As DeBerry put it at the time, “when the taxpayers pay for an election nd somebody is elected, the election is over unless there is fraud.” Leaders of both parties opposed the bill because it would have weakened control over their own primaries and the bill failed.
Under the proposal, the parties would have retained their power to declare a candidate to be not a “bona fide” member and keep them off the primary ballot — as ended up occuring to DeBerry last week. The state Democratic Party is scheduled to take up his appeal on Wednesday.
Bush, Jones vow to fight ballot exclusion; DeBerry won’t
Republican U.S. Senate candidate Byron Bush and Democratic U.S. House candidate Justin Jones are vowing to fight their exclusions from the primary ballot in August. But longtime state Rep. John DeBerry of Memphis says he won’t challenge fellow Democrats’ decision to remove him.

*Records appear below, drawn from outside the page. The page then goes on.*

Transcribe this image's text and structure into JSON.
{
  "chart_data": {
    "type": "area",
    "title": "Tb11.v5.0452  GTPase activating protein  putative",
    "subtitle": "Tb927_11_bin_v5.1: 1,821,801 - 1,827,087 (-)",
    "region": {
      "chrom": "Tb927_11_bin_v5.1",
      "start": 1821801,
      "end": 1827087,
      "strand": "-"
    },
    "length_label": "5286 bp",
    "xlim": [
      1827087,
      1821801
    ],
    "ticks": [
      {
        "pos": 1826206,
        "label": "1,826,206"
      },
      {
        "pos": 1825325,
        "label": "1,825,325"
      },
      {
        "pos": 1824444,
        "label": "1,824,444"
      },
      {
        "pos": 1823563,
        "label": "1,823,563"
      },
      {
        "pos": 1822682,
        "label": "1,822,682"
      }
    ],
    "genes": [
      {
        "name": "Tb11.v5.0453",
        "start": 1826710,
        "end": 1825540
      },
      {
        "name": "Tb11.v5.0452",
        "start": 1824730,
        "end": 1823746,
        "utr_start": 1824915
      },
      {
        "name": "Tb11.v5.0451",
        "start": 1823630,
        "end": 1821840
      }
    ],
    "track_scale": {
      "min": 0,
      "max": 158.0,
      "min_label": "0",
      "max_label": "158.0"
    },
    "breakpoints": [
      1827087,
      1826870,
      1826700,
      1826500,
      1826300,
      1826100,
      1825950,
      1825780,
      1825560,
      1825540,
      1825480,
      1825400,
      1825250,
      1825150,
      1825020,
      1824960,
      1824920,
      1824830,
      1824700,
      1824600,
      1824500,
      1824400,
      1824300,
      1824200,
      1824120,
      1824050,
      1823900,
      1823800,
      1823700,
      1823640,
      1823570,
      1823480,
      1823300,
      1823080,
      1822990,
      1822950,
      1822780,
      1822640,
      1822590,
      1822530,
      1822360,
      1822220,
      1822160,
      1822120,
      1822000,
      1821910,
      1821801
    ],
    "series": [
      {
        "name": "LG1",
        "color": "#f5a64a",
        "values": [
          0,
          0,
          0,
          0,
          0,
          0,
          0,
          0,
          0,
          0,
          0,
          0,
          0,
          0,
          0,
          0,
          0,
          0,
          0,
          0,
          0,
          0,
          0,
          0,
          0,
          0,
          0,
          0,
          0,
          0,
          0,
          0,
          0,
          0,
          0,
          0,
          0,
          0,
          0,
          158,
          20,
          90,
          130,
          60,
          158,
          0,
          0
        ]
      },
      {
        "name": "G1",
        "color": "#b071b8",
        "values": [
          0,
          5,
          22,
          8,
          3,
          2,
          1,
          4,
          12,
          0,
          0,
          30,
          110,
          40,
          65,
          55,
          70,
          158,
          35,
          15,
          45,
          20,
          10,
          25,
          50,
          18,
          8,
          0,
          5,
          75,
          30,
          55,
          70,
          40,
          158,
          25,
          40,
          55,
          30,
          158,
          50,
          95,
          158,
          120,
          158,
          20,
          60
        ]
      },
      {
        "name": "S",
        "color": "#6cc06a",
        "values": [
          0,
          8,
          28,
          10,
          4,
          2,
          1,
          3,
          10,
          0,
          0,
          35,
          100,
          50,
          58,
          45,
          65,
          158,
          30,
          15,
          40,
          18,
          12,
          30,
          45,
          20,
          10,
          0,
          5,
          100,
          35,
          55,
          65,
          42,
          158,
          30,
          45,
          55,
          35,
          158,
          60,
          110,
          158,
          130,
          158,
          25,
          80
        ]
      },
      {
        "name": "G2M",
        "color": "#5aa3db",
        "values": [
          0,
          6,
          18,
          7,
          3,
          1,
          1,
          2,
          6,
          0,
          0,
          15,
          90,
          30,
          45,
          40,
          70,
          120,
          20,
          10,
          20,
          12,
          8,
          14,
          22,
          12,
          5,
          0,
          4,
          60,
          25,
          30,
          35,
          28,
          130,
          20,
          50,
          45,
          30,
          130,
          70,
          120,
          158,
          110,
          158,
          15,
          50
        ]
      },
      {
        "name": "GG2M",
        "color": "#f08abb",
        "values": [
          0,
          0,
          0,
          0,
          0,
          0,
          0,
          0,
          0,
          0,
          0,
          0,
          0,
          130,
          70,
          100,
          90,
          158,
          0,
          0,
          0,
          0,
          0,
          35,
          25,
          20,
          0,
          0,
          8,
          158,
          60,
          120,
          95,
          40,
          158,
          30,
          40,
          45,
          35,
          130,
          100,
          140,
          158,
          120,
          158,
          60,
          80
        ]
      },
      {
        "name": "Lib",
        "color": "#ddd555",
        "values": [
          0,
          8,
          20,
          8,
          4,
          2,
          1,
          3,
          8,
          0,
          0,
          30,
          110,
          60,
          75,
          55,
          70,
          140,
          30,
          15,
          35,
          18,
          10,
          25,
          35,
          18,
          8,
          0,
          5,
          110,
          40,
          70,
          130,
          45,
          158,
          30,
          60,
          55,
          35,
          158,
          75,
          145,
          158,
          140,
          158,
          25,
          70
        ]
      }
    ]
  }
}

Bush, who also ran for the Senate in 1994, was deemed ineligible to run as a Republican because he hadn’t voted in three of the last four primaries. Jones failed to submit 25 valid signatures for his effort to challenge incumbent Jim Cooper (D-Nashville). DeBerry was excluded by Democrats because of his pattern of voting with Republicans on issues like abortion and school vouchers.
“The so-called party of inclusion is everything but inclusive,” DeBerry told the Commercial Appeal . “It’s all about thinking with one brain, marching in step and following the company line, sitting there like a brainless idiot and letting them tell you what to do.”
Jones, who is best known for leading protests against the Nathan Bedford Forrest bust at the state Capitol, said hehe missed the cut by a single signature. He blamed the coronavirus pandemic for making it more difficult to collect the signatures.
“We have heard ‘no’ since we announced this campaign,” Jones said in a Twitter post.”We fought then. And will continue fighting now.”
Our candidate petitions were still due amidst this pandemic.
We had to go out and do this in-person.
Some signatures were thrown out— one purged bc of felony disenfranchisement, another 50+ year voter bc address change.
By 1 signature technicality we’re not allowed on ballot.
— Justin Jones (@brotherjones_) April 10, 2020
Bush, who was also a Republican candidate for the Senate in 1994, was among five candidates running to succeed Sen. Lamar Alexander (R-Maryville) this year who were deemed not to be bona fide Republicans.
Bush had used his current campaign as a platform for railing against state judges following his losing legal battle to prevent a property foreclosure in 2012. Bush, a Nashville dentist, drew a modicum of attention by running local ads during the Super Bowl.